Happy for my first toot to be about work on combining static analysis with Language Models (LLMs) to reduce hallucinations in generated code
A thread:
LLMs often hallucinate incorrect names, especially in private codebases.
We introduce Monitor-Guided Decoding (MGD)-guide LMs to generate compilable code with correct symbol names more reliably!
Work w/ Aditya Kanade, Navin Goyal, Shuvendu Lahiri and Sriram Rajamani at Microsoft Research
MGD consistently improves compilation rate and ground truth match across LM sizes.

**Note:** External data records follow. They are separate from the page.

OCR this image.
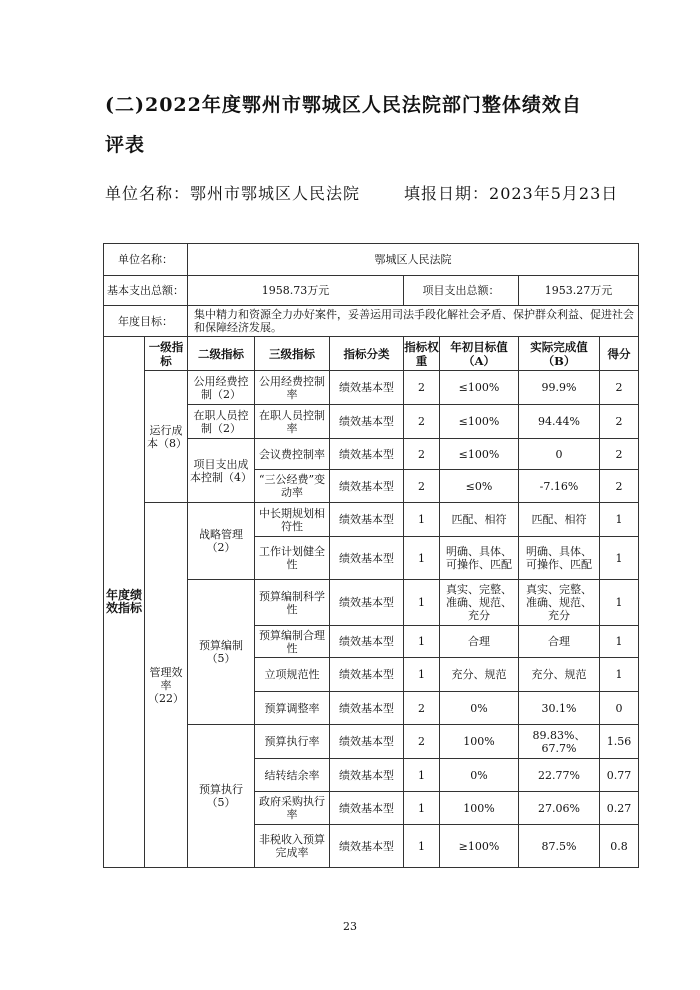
(二)2022年度鄂州市鄂城区人民法院部门整体绩效自
评表
单位名称：鄂州市鄂城区人民法院	填报日期：2023年5月23日
单位名称：		鄂城区人民法院						
基本支出总额：		1958.73万元			项目支出总额：		1953.27万元	
年度目标：		集中精力和资源全力办好案件，妥善运用司法手段化解社会矛盾、保护群众利益、促进社会和保障经济发展。						
年度绩效指标	一级指标	二级指标	三级指标	指标分类	指标权重	年初目标值（A）	实际完成值（B）	得分
	运行成本（8）	公用经费控制（2）	公用经费控制率	绩效基本型	2	≤100%	99.9%	2
		在职人员控制（2）	在职人员控制率	绩效基本型	2	≤100%	94.44%	2
		项目支出成本控制（4）	会议费控制率	绩效基本型	2	≤100%	0	2
			“三公经费”变动率	绩效基本型	2	≤0%	-7.16%	2
	管理效率（22）	战略管理（2）	中长期规划相符性	绩效基本型	1	匹配、相符	匹配、相符	1
			工作计划健全性	绩效基本型	1	明确、具体、可操作、匹配	明确、具体、可操作、匹配	1
		预算编制（5）	预算编制科学性	绩效基本型	1	真实、完整、准确、规范、充分	真实、完整、准确、规范、充分	1
			预算编制合理性	绩效基本型	1	合理	合理	1
			立项规范性	绩效基本型	1	充分、规范	充分、规范	1
			预算调整率	绩效基本型	2	0%	30.1%	0
		预算执行（5）	预算执行率	绩效基本型	2	100%	89.83%、67.7%	1.56
			结转结余率	绩效基本型	1	0%	22.77%	0.77
			政府采购执行率	绩效基本型	1	100%	27.06%	0.27
			非税收入预算完成率	绩效基本型	1	≥100%	87.5%	0.8
23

Interestingly, smaller LMs with MGD can surpass larger LMs: SantaCoder-1.1B achieves better compilation rate and next-identifier match than the much larger text-davinci-003
MGD complements existing code generation techniques, such as retrieval-augmented, static analysis-based prompting, architecture changes, and fill-in-the-middle decoding (see sections 4.2 & 4.3). Plus, no LM fine-tuning is required!
To evaluate MGD, We curate two datasets:
PragmaticCode: Real-world open-source projects, complete with development environments & dependencies.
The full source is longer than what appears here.